There is an amazing increase in nutrients in sprouted foods when compared to their dried embryo. In the process of sprouting, the vitamins, minerals and protein increase substantially with corresponding decrease in calories and carbohydrate content. These comparisons are based on an equivalent water content in the foods measured. Analysis of dried seeds, grains and legumes shows a very low water content. But this increases upto tenfold when the same food is converted into sprouts. For accurate comparison each must be brought to a common denomination of equal water content to assess the exact change brought in nutritional value.
Sprouted mung beans, for instance, have a 8.3 increase of water content over dried beans.
Hence the nutritional value of sprouted and dried mung beans can be compared by multiplying
the analysed nutrients of sprouted mung beans by the factor of 8.3. Based on this criterion, the
changes found in sprouted mung beans when compared with the figures for the beans in the
dried state are as follows:
Energy content – calories Decrease 15 percent
Total carbohydrate content Decrease 15 percent
Protein availability Increase 30 percent
Calcium content Increase 34 percent
Potassium content Increase 80 percent
Sodium content Increase 690 percent
Iron content Increase 40 percent
Phosphorous content Increase 56 percent
Vitamin A content Increase 285 percent
Thiamine or Vitamin B1 content Increase 208 percent
Riboflavin or Vitamin B2 content Increase 515 percent
Niacin or Vitamin B3 content Increase 256 percent
Ascorbic acid or Vitamin C content An infinite increase
The increase in protein availability is of great significance.
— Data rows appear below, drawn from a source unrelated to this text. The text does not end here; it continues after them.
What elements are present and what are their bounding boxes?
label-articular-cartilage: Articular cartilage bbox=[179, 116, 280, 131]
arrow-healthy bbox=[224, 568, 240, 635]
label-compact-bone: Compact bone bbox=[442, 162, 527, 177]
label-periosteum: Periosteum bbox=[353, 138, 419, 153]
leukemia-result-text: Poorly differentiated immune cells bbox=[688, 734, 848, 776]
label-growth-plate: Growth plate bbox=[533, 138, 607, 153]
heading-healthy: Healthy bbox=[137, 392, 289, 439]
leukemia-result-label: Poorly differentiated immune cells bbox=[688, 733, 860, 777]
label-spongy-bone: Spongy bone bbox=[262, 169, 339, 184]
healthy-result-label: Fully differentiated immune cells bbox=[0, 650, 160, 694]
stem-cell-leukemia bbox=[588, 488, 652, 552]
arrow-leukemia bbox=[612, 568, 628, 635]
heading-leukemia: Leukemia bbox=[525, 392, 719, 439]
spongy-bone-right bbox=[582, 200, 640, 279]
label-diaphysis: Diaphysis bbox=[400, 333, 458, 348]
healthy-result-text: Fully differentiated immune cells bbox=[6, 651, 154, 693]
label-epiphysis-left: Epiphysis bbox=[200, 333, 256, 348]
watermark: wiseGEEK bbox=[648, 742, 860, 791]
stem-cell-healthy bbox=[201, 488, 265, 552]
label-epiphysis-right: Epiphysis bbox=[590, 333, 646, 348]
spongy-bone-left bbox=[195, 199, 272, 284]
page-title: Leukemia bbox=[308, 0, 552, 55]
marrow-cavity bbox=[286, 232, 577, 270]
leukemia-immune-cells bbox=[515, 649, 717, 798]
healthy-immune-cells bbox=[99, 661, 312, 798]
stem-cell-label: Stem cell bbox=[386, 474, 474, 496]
It is a valuable indicator of the
enhanced nutritional value of a food when sprouted. The simultaneous reduction in carbohydrate
content indicates that many carbohydrate molecules are broken down during sprouting to allow
an absorption of atmospheric nitrogen and reforming into amino-acids. The resultant protein is
the most easily digestible of all proteins available in foods.
The remarkable increase in sodium content supports the view that sprouted foods offer
nutritional qualities. Sodium is essential to the digestive process within the gastro-intestinal tract
and also to the elimination of carbon dioxide. Together with the remarkable increase in vitamins,
sodium materially contributes to the easy digestibility of sprouts.
Dried seeds, grains and legumes do not contain discernible traces of ascorbic acid, yet when
sprouted, they reveal quite significant quantities which are important in the body’s ability to
metabolise proteins. The infinite increase in ascorbic acid derives from their absorption of
atmospheric elements during growth.
Sprouts have several other benefits. They supply food in predigested form, that is, the food
which has already been acted upon by the enzymes and made to digest easily. During
sprouting, much of the starch is broken down into simple sugars such as glucose and sucrose by
the action of the enzyme ‘amylase’. Proteins are converted into amino acids and amides. Fats
and oils are converted into more simple fatty acids by the action of the enzyme lipase.
During sprouting, the beans lose their objectionable gas producing quality. Research has shown
that oligosaccharides are responsible for gas formation. For maintenance of health, some
amount of gas production is necessary but it should be within safe limits. As the process of
germination ends and sprouting begins, the percentage of oligosaccharides is reduced by 90.
Sprouts contain a lot of fibre and water and, therefore, are helpful in overcoming constipation.
Sprouts are an extremely inexpensive method of obtaining a concentration of vitamins, minerals
and enzymes. They have in them all the constituent nutrients of fruits and vegetables and are
‘live’ foods. Eating sprouts is the safest and best way of getting the advantage of both fruits and
vegetables without contamination and harmful insecticides.
It should, however, be ensured that seeds and dried beans are purchased from a store where
they are fresh, unsprayed and packaged as food. Seeds that are packaged for planting purposes
may contain mercury compounds or other toxic chemicals.